Ben c’est pas rigolo, pas du tout. C’est du glauque intense. Ça se passe en Irlande, au début des années 2000, lors du boom économique des subventions européennes. Vous vous doutez que ce n’était pas le boom pour tout le monde et que ce changement s’accompagna de vrais déchirements sociétaux. (est-ce moi qui écris comme ça ?).

Le narrateur est un ex-flic devenu privé, alcoolique qui ne boit plus et qui traîne un lourd passé. J’ai pensé à Dave Robicheaux de James Lee Burke, sauf que dans la vie de Belle-Mèche il y a des moments de grâce, pas dans celle de Jack Taylor. En plus il est tout seul et asocial, et violent. Il faut dire que cette enquête est particulièrement sordide, autour de la pédophilie des prêtres dans une Irlande où le catholicisme ne se discute pas. Le titre original est d’ailleurs « Priest ».

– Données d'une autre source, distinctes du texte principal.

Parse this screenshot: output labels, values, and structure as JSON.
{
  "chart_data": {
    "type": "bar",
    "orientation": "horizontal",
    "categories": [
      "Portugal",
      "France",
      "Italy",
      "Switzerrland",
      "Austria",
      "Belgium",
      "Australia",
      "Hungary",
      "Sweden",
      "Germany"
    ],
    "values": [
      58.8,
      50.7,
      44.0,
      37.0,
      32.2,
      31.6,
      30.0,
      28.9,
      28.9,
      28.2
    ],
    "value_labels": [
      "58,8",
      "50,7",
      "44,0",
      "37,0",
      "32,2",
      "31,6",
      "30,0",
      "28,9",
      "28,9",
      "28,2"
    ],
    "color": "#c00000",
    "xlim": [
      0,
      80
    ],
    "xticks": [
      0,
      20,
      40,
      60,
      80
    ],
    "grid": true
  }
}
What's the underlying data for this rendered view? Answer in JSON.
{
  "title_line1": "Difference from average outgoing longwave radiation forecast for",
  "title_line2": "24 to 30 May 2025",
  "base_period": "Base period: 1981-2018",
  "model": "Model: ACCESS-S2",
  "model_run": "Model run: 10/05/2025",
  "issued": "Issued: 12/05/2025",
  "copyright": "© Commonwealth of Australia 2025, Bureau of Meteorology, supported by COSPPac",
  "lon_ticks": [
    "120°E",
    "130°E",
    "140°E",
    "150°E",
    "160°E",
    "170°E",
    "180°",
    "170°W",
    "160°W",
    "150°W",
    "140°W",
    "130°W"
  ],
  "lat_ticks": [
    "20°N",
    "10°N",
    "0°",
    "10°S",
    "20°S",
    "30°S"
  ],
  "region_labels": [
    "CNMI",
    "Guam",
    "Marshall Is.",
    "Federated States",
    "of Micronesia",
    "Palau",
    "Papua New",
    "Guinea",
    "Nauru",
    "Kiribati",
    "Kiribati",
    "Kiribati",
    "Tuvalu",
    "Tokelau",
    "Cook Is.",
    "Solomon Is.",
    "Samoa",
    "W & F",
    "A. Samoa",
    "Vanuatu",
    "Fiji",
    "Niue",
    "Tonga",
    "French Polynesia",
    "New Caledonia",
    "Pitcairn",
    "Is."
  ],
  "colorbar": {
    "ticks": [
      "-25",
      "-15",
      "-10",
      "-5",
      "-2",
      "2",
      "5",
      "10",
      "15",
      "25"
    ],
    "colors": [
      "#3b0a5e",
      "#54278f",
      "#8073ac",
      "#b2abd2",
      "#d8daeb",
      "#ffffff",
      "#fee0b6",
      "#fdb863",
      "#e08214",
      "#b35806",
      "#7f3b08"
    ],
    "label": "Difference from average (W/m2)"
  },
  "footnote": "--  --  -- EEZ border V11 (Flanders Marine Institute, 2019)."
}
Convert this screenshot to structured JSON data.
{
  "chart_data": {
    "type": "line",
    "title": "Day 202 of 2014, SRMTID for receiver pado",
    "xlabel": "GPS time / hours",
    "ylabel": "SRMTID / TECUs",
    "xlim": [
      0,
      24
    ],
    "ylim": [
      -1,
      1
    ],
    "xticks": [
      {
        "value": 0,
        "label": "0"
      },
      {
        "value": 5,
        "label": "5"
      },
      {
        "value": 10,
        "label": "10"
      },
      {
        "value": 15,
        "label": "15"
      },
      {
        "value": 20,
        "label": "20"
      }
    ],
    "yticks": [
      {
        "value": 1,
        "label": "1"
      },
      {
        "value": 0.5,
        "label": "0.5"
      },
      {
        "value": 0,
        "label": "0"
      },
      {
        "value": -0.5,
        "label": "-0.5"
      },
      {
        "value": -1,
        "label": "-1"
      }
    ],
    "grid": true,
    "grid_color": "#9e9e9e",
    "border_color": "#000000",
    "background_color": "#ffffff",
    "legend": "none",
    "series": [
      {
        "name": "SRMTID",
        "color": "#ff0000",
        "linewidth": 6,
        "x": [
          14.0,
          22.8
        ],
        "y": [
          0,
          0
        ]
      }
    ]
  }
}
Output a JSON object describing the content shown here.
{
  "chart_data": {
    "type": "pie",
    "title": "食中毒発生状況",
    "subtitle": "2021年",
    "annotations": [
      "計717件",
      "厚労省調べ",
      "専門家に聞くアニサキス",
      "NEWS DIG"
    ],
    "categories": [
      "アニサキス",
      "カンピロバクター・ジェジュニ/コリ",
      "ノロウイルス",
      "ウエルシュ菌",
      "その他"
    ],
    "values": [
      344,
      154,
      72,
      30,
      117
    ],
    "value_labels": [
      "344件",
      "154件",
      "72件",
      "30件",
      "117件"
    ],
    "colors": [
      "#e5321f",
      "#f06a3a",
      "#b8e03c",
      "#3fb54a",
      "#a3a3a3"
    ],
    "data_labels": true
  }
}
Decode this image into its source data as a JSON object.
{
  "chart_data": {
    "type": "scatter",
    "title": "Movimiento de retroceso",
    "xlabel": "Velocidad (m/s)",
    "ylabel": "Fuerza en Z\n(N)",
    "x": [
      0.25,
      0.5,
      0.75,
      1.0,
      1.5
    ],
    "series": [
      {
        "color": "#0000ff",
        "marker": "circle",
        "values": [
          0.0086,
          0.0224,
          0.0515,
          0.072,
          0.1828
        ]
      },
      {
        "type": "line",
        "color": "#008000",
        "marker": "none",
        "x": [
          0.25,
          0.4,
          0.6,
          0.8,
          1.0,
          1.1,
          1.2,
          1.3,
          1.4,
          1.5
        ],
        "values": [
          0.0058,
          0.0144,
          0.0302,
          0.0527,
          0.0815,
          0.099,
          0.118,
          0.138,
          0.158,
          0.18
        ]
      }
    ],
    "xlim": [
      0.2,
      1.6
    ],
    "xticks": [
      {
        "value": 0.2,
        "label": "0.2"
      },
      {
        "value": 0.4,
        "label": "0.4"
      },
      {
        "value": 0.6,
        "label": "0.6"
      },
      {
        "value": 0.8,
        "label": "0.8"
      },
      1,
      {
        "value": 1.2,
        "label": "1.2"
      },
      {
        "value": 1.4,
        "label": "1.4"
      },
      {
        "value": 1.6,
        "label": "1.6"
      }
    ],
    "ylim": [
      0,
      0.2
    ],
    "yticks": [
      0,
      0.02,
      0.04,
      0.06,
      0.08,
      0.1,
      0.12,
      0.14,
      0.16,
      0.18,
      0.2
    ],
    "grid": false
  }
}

L’auteur est un ex-prof de lettres et ça se lit. Il cite les Pensées de Pascal et nous raconte, en passant, la vie tragique de David Goodis. Il y a aussi plein de références musicales, dont une partie seulement m’a parlé, et, malgré les efforts louables du traducteur et ses notes de bas de page, j’ai eu l’impression de passer à côté de beaucoup de jeux sur les mots.

C’est rude, éprouvant mais prenant et intelligent, avec des émotions fortes dedans mais jamais de sentimentalisme pathétique. Vous êtes prévenus : il faut être dans une bonne période pour lire ce bouquin. Déprimés, ne vous y risquez pas !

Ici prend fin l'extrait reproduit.